Marketing to the Obama generation
Midwesterner Larry Ribstein — who is currently on leave from the University of Illinois Law School while teaching in New York City — humorously experiences culture shock while shopping in the Big Apple.
Dr. Pou’s fog of Katrina
This Dr. Susan Okie/New England Journal of Medicine article (H/T Kolahun) provides the most extensive analysis to date of the circumstances surrounding the tragic deaths of the nine New Orleans area hospital patients during the aftermath of Hurricane Katrina that led to the egregious prosecutorial decision to bring criminal charges against one of the treating physicians, former University of Texas Medical School physician, Dr. Anna Pou (previous posts here). Dr. Okie addresses the key question of why these nine patients died “. . . in light of the eventual evacuation of about 200 patients from [the hospital], including patients from the intensive care unit, premature infants, critically ill patients who required dialysis, patients with DNR orders, and two 400-lb men who could not walk.” It’s an important question to address, but not in the context of a criminal case.
The fog of war analogy is certainly appropriate. Even with as good information as we have about the horrific conditions at the hospital in the aftermath of Katrina, it’s still hard to imagine how difficult it was making even basic decisions in the face of the breakdown of civil society and infrastructure. What we do know is that Dr. Pou, who was not experienced in providing emergency medical services in what amounted to a heavy combat war zone, was no ethicist on mission to make a political statement. Rather, she was simply a physician doing the best she could to make the right decisions under the worst circumstances imaginable. It should not surprise us if, with the benefit of hindsight bias, some of those decisions would not have been the ones that a reasonable physician would have made under better conditions.
The power of words
James Fallows hits on what I believe is a very important dynamic in Barack Obama’s surge past Hillary Clinton among Democrats — the power of words:
Words and deeds. Talk and action. Poetry and prose. Presidents obviously do best when they can do both.

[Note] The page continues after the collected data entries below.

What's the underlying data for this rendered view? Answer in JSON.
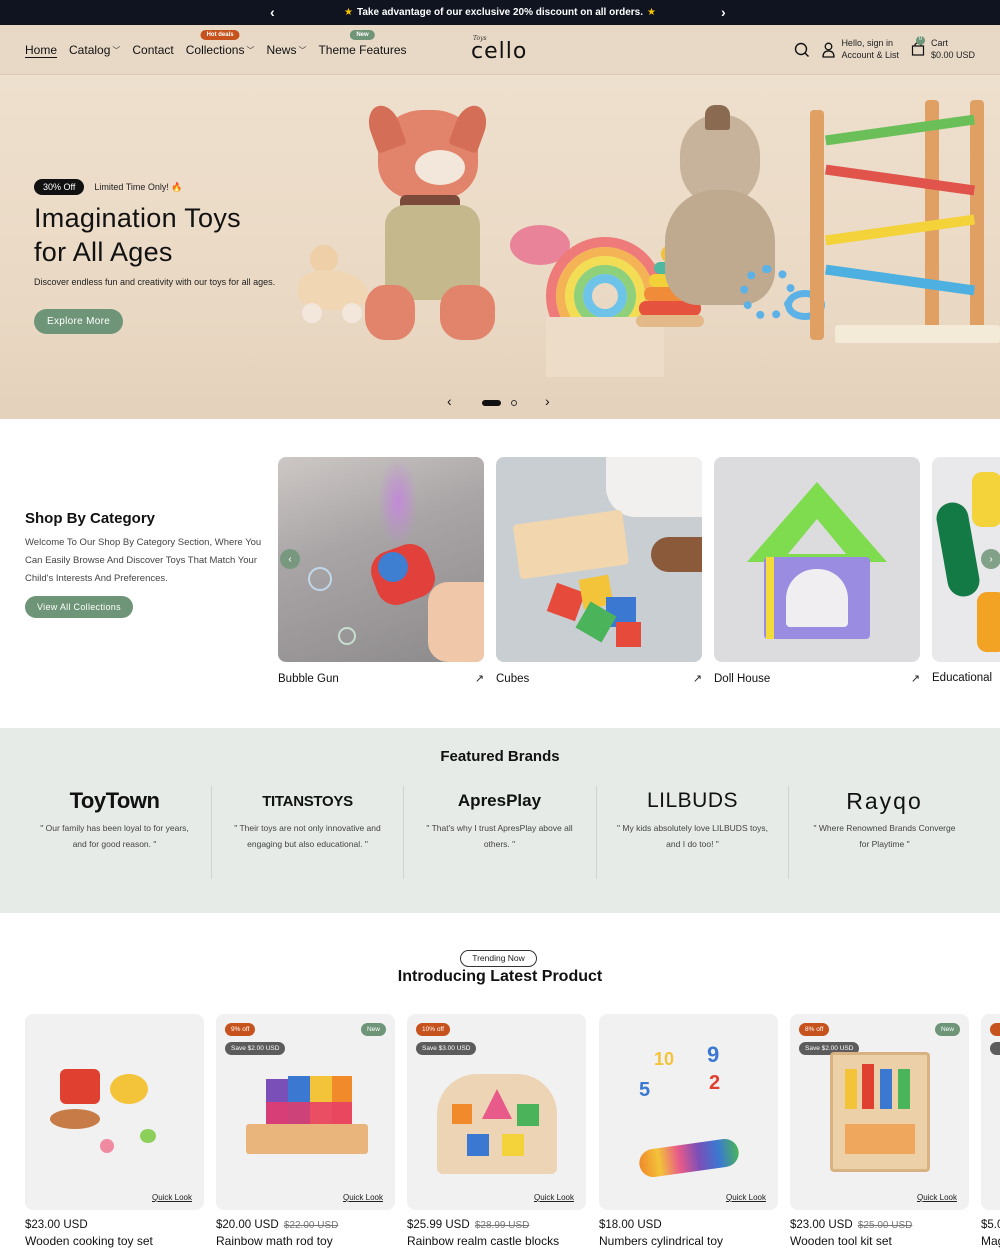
{
  "announcement": {
    "text": "Take advantage of our exclusive 20% discount on all orders.",
    "star": "★",
    "prev": "‹",
    "next": "›"
  },
  "header": {
    "nav": [
      {
        "label": "Home",
        "active": true,
        "dropdown": false
      },
      {
        "label": "Catalog",
        "dropdown": true
      },
      {
        "label": "Contact",
        "dropdown": false
      },
      {
        "label": "Collections",
        "dropdown": true,
        "badge": "Hot deals"
      },
      {
        "label": "News",
        "dropdown": true
      },
      {
        "label": "Theme Features",
        "dropdown": false,
        "badge": "New"
      }
    ],
    "chevron": "⌄",
    "logo": {
      "tagline": "Toys",
      "name": "cello"
    },
    "account": {
      "line1": "Hello, sign in",
      "line2": "Account & List"
    },
    "cart": {
      "label": "Cart",
      "total": "$0.00 USD",
      "count": "0"
    }
  },
  "hero": {
    "badge": "30% Off",
    "limited": "Limited Time Only! 🔥",
    "title_line1": "Imagination Toys",
    "title_line2": "for All Ages",
    "subtitle": "Discover endless fun and creativity with our toys for all ages.",
    "cta": "Explore More",
    "prev": "‹",
    "next": "›",
    "slide_count": 2,
    "active_slide": 1
  },
  "categories": {
    "title": "Shop By Category",
    "description": "Welcome To Our Shop By Category Section, Where You Can Easily Browse And Discover Toys That Match Your Child's Interests And Preferences.",
    "cta": "View All Collections",
    "arrow": "↗",
    "prev": "‹",
    "next": "›",
    "items": [
      {
        "label": "Bubble Gun"
      },
      {
        "label": "Cubes"
      },
      {
        "label": "Doll House"
      },
      {
        "label": "Educational"
      }
    ]
  },
  "brands": {
    "title": "Featured Brands",
    "items": [
      {
        "name": "ToyTown",
        "quote": "\" Our family has been loyal to for years, and for good reason. \""
      },
      {
        "name": "TITANSTOYS",
        "quote": "\" Their toys are not only innovative and engaging but also educational. \""
      },
      {
        "name": "ApresPlay",
        "quote": "\" That's why I trust ApresPlay above all others. \""
      },
      {
        "name": "LILBUDS",
        "quote": "\" My kids absolutely love LILBUDS toys, and I do too! \""
      },
      {
        "name": "Rayqo",
        "quote": "\" Where Renowned Brands Converge for Playtime \""
      }
    ]
  },
  "products": {
    "pill": "Trending Now",
    "title": "Introducing Latest Product",
    "quick_look": "Quick Look",
    "items": [
      {
        "name": "Wooden cooking toy set",
        "price": "$23.00 USD",
        "old_price": "",
        "off": "",
        "save": "",
        "new": ""
      },
      {
        "name": "Rainbow math rod toy",
        "price": "$20.00 USD",
        "old_price": "$22.00 USD",
        "off": "9% off",
        "save": "Save $2.00 USD",
        "new": "New"
      },
      {
        "name": "Rainbow realm castle blocks",
        "price": "$25.99 USD",
        "old_price": "$28.99 USD",
        "off": "10% off",
        "save": "Save $3.00 USD",
        "new": ""
      },
      {
        "name": "Numbers cylindrical toy",
        "price": "$18.00 USD",
        "old_price": "",
        "off": "",
        "save": "",
        "new": ""
      },
      {
        "name": "Wooden tool kit set",
        "price": "$23.00 USD",
        "old_price": "$25.00 USD",
        "off": "8% off",
        "save": "Save $2.00 USD",
        "new": "New"
      },
      {
        "name": "Mag",
        "price": "$5.0",
        "old_price": "",
        "off": "",
        "save": "",
        "new": ""
      }
    ]
  },
  "colors": {
    "accent_green": "#6e9578",
    "hot_orange": "#c6531d",
    "announce_bg": "#0f1420",
    "header_bg": "#e8d9c7",
    "brands_bg": "#e6ebe7"
  }
}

But only Obama captured what is unique about a president’s role. A President’s actions matter — Lyndon Johnson with his legislation, Richard Nixon with his opening to China — but lots of other people can help shape policies. A President’s words often matter more, and only he — or she — can express them. Grant led the Union Army, but Abraham Lincoln, in addition to selecting Grant, wrote and delivered his inaugural and Gettysburg addresses. Long before Franklin Roosevelt actually did anything about the Great Depression, his first inaugural address (“the only thing we have to fear…”) was important in itself. The same was true of Winston Churchill just after he succeeded Neville Chamberlain. It would be years before the Nazi advance would be contained, but Churchill’s words and bearing were indispensable to Britain’s recovery.
On the other hand, George W. Bush’s difficulty in expressing himself publicly has exacerbated the perception of a rudderless Administration. With that constant reminder over the past seven years, I’m surprised that Clinton’s handlers don’t have her better prepared to express herself well in public debates. Perhaps, as with Bush, she simply lacks the public speaking gift of her husband. But I am continually amazed at how often her extemporaneous public statements are littered with the ubiquitous “you know” crutch as she gathers her thoughts. That habit, as well as her instinct to default to a government solution on virtually every issue, fuels the perception that she lacks substance.
YouTube for eggheads?
This looks as if it has great potential. The NY Times has the background story on the project.